Unleashing the power of networks
So what is the point of all this network analysis? Well, networks are everywhere – and networks are powerful. Many advances in computer science rely on relations. Google’s PageRank to help search engines is probably the most famous example, but there are many other applications: road networks in navigation systems, rating networks in recommendation systems, graph coloring algorithms in compilers, etc. In this paper we argue that bug networks can support navigation of large software development projects – the figure below shows an example of change impact analysis as part of bug resolution, i.e., tracing artifacts on the requirements and testing sides of the V-model. Direct tracing from a bug means traditional information seeking in the information space. Indirect tracing on the other hand means first finding similar bugs that have already been resolved – and then investigating what was impacted when fixing them. This is a fundamental concept in the implementation of ImpRec – a recommendation system for change impact analysis.
Implications for research
- Bug trackers contain considerable bug networks that can be used for tool support – for example supporting navigation of large information spaces.
- Network centrality measures can be used to identify particularly central bugs – interesting both to plan ongoing maintenance work and as input to retrospective meetings.
- Links between bugs in a bug tracker represent different levels of “relatedness”, including pointers to bug reports describing the same behavior (duplicates) and identical bug reports (clones).
Implications for practice
- Relations can be valuable – make sure that developers really store links in the bug tracker, incl. related issues, duplicates, and clones.
Markus Borg, Dietmar Pfahl, and Per Runeson. In Proc. of the 17th European Conference on Software Maintenance and Reengineering, pp. 79-88, 2013. (link, preprint, data)

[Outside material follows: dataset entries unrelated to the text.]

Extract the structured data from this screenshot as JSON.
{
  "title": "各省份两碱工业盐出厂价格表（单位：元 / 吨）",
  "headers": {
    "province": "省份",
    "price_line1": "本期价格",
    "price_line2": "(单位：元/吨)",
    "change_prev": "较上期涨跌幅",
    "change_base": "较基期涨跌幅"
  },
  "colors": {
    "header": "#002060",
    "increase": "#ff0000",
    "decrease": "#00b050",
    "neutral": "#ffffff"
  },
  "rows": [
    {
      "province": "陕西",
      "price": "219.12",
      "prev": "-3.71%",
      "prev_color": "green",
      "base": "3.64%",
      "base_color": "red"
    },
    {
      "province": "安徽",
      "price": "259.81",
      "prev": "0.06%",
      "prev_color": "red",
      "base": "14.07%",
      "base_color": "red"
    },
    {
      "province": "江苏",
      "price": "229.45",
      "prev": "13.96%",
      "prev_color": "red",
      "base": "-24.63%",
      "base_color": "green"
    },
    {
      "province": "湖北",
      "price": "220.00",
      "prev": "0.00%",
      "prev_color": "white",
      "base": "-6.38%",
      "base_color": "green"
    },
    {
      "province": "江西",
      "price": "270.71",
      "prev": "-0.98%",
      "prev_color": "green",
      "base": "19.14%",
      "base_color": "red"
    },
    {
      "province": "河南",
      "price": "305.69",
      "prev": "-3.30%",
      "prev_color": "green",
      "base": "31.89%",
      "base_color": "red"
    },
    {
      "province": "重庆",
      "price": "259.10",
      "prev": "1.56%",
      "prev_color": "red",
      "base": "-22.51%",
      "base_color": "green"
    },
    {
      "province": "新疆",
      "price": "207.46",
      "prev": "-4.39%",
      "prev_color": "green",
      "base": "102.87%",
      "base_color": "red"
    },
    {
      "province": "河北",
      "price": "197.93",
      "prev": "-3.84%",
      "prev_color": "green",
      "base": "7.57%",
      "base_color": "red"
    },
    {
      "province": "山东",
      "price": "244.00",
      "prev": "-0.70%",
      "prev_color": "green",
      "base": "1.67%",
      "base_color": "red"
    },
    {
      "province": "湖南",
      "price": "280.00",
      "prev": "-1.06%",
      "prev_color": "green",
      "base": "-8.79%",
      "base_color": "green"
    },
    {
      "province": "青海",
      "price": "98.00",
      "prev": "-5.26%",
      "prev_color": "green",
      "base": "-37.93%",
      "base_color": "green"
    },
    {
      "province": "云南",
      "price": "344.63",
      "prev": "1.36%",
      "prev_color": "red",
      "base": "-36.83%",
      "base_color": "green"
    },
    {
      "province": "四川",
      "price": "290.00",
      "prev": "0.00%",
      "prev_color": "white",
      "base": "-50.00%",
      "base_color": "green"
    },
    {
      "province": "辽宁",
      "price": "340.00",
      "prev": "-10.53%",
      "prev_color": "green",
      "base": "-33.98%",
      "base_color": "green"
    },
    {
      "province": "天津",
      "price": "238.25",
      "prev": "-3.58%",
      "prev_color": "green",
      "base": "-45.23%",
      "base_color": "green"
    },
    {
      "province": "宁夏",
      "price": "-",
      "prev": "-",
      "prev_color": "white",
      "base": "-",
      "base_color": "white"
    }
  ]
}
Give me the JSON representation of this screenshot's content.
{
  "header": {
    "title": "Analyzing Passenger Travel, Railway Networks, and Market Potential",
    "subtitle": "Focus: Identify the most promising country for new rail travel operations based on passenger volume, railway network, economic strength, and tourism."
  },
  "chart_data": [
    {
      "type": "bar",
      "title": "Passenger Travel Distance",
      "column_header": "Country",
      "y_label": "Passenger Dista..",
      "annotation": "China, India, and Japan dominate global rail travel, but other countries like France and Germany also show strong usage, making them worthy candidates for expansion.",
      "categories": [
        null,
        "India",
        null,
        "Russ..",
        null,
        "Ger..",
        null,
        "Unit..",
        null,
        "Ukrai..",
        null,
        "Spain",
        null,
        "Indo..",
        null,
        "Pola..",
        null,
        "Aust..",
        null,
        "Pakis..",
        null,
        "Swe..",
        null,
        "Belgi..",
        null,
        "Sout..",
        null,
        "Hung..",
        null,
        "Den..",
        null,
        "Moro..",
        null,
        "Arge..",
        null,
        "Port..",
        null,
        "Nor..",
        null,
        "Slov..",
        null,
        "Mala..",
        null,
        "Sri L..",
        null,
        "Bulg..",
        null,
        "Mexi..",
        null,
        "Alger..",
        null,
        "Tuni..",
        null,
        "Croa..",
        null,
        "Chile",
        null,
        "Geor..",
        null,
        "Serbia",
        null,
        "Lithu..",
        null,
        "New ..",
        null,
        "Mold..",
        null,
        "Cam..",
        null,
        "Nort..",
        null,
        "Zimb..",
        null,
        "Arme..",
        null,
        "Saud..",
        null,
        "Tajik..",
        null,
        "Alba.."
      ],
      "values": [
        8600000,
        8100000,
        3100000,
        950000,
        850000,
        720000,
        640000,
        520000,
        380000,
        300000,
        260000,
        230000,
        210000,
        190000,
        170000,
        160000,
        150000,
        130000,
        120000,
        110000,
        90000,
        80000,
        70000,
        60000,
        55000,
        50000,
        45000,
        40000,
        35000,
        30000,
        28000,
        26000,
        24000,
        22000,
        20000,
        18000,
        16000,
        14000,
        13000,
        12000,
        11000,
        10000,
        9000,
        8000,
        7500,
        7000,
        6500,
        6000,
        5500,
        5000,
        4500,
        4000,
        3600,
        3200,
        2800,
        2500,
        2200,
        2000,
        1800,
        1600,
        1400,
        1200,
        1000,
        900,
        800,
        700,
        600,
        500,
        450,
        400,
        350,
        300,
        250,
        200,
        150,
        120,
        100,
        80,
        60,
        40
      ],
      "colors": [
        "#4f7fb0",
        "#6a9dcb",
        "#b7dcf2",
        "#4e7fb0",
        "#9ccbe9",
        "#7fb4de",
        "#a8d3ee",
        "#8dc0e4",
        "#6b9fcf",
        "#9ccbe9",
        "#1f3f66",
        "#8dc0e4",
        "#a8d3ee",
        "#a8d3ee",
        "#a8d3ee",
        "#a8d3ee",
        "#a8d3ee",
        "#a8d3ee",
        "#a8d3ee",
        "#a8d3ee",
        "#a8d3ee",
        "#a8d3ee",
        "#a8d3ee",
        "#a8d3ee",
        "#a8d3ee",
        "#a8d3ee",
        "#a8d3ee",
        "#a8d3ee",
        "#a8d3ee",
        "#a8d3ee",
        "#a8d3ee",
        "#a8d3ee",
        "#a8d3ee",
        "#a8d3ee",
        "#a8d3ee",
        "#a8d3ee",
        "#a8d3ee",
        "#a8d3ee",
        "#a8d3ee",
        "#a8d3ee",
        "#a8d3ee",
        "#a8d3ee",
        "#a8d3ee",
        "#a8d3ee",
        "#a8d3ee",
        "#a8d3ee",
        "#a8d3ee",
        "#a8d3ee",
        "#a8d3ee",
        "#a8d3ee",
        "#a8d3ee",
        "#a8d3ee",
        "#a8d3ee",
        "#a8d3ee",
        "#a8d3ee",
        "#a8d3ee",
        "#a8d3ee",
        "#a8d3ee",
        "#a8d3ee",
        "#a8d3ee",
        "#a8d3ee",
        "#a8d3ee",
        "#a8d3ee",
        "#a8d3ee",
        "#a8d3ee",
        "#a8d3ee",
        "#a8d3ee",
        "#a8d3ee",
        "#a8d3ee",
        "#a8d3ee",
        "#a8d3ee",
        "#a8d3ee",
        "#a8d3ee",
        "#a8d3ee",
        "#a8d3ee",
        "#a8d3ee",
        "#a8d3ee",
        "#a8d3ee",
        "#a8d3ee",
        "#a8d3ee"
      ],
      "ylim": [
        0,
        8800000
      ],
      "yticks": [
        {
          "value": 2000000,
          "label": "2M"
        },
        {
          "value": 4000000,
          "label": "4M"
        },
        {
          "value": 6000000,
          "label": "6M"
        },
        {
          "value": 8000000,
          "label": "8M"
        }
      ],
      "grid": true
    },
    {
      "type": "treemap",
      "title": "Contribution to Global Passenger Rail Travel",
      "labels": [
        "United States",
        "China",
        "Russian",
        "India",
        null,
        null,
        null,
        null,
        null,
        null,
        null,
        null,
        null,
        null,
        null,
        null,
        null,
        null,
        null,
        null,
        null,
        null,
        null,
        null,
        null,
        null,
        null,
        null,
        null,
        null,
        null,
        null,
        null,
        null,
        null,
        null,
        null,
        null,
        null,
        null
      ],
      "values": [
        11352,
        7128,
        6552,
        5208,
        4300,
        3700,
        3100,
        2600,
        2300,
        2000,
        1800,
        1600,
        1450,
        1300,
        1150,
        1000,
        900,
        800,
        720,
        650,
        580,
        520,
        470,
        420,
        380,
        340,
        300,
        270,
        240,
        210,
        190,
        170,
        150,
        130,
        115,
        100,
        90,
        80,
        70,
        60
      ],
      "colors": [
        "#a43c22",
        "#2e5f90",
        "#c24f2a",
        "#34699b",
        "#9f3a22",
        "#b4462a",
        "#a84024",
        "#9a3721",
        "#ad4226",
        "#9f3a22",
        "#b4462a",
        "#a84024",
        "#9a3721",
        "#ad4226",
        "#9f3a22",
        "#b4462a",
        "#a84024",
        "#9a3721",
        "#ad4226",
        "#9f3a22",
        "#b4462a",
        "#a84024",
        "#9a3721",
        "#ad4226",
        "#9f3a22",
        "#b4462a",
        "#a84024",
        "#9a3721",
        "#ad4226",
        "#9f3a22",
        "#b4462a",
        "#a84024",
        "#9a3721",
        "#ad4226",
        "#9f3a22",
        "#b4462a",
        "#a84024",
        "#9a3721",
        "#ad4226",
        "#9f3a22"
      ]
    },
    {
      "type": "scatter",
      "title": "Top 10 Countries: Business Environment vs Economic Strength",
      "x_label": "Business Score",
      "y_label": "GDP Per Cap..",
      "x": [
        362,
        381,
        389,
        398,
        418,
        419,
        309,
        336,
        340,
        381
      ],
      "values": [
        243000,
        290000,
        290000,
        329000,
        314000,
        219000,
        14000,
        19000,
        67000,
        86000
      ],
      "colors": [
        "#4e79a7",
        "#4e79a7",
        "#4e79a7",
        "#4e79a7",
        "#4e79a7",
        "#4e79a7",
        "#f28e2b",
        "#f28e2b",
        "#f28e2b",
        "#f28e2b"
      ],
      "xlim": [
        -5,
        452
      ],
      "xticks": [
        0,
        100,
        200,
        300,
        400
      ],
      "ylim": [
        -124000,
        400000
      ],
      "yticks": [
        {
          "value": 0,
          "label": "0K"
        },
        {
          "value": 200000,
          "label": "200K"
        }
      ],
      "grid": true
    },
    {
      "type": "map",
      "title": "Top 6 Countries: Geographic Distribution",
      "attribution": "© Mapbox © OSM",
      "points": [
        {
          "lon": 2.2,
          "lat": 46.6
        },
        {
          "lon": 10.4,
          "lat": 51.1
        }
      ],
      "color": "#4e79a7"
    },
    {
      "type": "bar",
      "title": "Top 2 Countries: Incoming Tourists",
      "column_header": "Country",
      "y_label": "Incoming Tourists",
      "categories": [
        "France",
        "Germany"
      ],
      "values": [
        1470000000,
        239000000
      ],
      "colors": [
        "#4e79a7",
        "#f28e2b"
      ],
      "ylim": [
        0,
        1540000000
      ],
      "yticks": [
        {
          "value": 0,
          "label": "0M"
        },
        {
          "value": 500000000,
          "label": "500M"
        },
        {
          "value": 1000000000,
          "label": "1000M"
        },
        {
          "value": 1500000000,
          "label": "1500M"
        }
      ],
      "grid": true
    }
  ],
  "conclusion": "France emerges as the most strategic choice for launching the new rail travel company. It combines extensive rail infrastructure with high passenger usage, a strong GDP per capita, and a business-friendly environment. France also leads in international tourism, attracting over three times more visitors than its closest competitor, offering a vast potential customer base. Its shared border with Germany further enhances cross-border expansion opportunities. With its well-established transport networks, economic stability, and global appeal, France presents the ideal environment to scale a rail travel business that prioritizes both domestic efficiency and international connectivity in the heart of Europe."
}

Completely analyzed and closed issue reports in software development projects, particularly in the development of safety-critical systems, often carry important information about issue-related change locations. These locations may be in the source code, as well as traces to test cases affected by the issue, and related design and requirements documents. In order to help developers analyze new issues, knowledge about issue clones and duplicates, as well as other relations between the new issue and existing issue reports would be useful. This paper analyses, in an exploratory study, issue reports contained in two Issue Management Systems (IMS) containing approximately 20.000 issue reports. The purpose of the analysis is to gain a better understanding of relationships between issue reports in IMSs. We found that link-mining explicit references can reveal complex networks of issue reports. Furthermore, we found that textual similarity analysis might have the potential to complement the explicitly signaled links by recommending additional relations. In line with work in other fields, links between software artifacts have a potential to improve search and navigation in large software engineering projects.